Soon, though, between the meddling media and the word of a few questionable souls, blame is turned upon the victim’s cousin, Tommie, a bright and rising lawyer. We are given the story through his eyes which, at first, gives a feeling of comraderie and trust. Soon, though, trust becomes something a bit grayer as distrust and wavering beliefe set in. The distrust comes largely in part from Tommie’s possible misrepresentation of the story from his perspective for even though he has a showman’s way with words and fanfare, he is not altogether airtight in many of his arguments, even the ones in his own head. The mystery becomes not one of who, but if, as the town works against scandal and Tommie works against the clock.

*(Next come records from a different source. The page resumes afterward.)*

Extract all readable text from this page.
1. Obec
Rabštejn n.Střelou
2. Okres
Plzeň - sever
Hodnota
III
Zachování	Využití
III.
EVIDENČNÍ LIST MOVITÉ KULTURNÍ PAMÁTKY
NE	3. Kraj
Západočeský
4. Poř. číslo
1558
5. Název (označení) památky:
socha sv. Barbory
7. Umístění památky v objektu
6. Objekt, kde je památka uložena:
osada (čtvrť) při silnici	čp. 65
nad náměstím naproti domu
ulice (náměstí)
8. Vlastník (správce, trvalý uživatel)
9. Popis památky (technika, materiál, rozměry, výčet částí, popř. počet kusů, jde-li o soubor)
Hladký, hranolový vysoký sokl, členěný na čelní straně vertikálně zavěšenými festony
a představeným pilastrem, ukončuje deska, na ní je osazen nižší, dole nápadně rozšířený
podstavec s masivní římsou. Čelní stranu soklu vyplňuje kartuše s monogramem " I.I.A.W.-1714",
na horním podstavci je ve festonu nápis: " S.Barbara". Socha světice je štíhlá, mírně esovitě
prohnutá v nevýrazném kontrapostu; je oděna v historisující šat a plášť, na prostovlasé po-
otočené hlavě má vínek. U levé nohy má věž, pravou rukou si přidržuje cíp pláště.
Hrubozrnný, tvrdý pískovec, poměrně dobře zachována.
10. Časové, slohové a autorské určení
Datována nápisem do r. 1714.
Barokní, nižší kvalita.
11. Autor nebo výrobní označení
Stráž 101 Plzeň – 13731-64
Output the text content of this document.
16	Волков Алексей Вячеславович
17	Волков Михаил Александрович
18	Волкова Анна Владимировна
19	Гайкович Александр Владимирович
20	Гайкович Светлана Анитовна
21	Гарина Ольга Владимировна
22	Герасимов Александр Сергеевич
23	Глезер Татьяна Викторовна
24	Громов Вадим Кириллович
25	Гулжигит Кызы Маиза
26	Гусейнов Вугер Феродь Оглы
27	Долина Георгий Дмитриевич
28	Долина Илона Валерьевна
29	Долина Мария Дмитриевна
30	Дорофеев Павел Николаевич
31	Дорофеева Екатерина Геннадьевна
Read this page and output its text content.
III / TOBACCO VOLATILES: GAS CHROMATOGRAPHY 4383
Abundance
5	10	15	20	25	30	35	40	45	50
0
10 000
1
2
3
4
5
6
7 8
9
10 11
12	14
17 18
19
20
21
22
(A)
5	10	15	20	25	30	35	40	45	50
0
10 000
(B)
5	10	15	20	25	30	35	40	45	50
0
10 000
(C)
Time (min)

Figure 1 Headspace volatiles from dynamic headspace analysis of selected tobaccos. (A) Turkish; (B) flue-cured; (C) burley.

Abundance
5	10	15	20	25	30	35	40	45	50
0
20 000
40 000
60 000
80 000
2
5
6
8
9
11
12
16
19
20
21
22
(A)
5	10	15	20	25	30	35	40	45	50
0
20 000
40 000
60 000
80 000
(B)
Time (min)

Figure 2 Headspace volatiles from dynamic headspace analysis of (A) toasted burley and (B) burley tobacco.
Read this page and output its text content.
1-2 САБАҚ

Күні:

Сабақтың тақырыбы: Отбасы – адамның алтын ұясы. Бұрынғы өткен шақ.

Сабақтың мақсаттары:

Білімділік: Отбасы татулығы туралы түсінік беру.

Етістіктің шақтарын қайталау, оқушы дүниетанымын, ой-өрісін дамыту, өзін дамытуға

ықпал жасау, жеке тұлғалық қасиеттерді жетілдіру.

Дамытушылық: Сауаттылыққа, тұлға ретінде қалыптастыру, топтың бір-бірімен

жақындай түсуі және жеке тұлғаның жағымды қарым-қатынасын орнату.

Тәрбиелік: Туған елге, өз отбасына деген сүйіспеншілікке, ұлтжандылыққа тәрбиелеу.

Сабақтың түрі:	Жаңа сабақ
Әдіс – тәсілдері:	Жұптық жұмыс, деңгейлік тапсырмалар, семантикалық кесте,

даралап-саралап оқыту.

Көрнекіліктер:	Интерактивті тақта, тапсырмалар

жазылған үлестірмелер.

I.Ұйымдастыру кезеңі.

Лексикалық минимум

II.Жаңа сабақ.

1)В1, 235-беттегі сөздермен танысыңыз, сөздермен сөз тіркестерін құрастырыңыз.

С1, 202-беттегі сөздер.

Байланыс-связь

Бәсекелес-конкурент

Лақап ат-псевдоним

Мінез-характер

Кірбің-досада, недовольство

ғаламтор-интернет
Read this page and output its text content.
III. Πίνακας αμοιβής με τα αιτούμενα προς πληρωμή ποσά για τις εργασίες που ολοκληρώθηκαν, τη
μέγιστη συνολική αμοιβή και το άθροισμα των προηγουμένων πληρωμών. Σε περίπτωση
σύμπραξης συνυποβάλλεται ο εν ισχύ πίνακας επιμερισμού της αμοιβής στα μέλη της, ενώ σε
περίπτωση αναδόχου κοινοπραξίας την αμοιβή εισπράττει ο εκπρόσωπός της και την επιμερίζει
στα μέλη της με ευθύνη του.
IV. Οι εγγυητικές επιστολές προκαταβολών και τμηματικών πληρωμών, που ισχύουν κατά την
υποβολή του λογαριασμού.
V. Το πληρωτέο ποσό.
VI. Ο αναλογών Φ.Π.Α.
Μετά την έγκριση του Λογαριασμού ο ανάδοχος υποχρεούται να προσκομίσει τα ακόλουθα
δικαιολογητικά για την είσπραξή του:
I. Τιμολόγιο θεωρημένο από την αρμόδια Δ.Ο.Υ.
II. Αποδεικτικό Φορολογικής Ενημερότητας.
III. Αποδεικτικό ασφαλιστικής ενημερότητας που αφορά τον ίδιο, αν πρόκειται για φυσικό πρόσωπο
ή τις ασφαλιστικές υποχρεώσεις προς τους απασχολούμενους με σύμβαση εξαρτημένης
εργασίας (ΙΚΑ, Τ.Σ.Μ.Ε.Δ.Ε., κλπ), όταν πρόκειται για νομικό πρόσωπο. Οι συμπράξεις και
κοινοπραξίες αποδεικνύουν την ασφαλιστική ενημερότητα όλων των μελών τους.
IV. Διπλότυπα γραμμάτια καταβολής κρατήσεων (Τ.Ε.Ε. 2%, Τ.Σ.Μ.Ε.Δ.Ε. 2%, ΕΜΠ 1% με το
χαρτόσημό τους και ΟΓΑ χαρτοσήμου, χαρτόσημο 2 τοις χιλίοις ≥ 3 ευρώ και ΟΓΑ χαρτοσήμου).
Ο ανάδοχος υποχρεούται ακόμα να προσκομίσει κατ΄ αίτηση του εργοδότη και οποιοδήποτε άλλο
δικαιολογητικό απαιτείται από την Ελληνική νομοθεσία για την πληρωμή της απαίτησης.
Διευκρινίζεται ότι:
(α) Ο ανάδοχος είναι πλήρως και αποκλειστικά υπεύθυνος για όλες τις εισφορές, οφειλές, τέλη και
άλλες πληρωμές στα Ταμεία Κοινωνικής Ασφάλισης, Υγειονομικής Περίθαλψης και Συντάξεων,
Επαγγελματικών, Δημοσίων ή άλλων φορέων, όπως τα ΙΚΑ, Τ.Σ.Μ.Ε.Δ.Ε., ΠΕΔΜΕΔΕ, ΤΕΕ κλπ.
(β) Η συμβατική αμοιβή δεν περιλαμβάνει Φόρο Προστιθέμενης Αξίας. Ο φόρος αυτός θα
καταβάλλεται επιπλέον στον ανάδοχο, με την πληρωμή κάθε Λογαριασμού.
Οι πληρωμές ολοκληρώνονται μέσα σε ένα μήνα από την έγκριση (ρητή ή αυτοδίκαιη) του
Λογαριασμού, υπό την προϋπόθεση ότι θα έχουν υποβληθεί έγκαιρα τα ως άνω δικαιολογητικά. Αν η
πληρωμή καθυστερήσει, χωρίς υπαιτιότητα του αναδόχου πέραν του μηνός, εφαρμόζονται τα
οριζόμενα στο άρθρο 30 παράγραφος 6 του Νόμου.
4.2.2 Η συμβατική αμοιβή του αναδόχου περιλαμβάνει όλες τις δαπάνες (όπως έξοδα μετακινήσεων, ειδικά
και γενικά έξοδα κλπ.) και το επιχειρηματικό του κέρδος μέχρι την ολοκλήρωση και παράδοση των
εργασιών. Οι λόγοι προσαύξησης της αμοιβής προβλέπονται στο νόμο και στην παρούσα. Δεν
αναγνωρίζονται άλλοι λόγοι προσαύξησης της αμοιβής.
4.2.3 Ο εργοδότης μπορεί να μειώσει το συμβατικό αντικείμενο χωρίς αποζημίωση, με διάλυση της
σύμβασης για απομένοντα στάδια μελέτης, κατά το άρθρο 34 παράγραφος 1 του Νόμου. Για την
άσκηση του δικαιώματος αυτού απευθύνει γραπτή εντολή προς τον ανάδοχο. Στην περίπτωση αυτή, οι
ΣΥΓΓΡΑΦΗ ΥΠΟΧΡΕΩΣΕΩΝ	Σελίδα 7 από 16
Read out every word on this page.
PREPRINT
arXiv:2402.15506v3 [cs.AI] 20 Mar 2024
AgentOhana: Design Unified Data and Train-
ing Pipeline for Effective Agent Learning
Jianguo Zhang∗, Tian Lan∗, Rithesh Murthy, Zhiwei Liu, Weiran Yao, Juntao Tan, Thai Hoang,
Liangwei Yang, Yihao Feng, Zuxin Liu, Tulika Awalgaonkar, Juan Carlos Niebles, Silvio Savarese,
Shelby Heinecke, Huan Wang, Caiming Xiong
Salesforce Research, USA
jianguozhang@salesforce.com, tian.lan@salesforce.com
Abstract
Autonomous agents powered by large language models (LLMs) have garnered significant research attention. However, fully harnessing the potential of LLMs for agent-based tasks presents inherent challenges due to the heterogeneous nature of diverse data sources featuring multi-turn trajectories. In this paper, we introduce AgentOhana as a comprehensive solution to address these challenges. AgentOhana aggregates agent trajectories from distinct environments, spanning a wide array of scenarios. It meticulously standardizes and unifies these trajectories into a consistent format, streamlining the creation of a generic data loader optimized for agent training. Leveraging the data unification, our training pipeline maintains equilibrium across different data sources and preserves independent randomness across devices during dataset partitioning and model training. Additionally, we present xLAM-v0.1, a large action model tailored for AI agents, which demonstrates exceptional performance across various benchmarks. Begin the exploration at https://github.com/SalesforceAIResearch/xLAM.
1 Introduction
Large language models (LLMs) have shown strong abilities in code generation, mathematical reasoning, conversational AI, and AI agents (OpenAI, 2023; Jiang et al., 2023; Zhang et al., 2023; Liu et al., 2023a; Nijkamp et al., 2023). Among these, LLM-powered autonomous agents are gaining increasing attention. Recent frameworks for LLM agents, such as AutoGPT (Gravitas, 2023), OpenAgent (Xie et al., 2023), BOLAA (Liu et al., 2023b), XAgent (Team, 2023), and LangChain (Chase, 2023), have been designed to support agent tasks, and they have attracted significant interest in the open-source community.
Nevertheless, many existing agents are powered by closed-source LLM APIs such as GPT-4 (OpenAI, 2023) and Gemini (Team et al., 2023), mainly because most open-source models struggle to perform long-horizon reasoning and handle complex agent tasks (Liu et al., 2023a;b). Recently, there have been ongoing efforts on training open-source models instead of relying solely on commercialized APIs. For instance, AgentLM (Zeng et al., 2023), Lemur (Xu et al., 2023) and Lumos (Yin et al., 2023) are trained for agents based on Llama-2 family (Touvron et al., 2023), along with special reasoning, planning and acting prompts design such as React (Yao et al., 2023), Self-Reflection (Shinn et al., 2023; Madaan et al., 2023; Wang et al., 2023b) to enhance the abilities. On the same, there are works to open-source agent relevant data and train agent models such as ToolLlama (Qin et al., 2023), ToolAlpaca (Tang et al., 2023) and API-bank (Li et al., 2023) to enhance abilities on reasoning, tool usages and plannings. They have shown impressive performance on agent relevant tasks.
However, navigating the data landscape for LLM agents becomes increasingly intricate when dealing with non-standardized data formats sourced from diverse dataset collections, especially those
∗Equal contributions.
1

Though he is of questionable honesty and innocence, Tommie is a lovable character and I found him much more endearing than many of the other, more two dimensional players on the stage. As many noted in our discussion, yesterday, much of my positive outlook on Tommie, my have come from his cold-blooded, albeit charismatic, portrayal of the events.
The story is told moving forward with big leaps backward to explain just how everyone got into this mess. In another setting, this may have ended up confusing the plot but, I think it worked perfectly, illuminating details as they needed to be revealed. The story, itself, is written well and never falls victim to campy “period” speak. It also, though, comes through with enough legitimate authenticity to stay believable.
I’m not a huge true-crime gal so I was relying on the historical fiction aspect of the story to carry me through. I did find this whole trial and case to be incredibly interesting and well done, though, much to my pleasant surprise. I think that one detail swaying my sympathy for Tommie, can be grounded in my huge distaste for modern media frenzies surrounding trials. There was a huge element of that phenomenon in the book even though the whole story fell over a century before what we think of as media hype, today.
Overall, a fabulously fun drama and one that I think is worth reading for crime and history fans alike.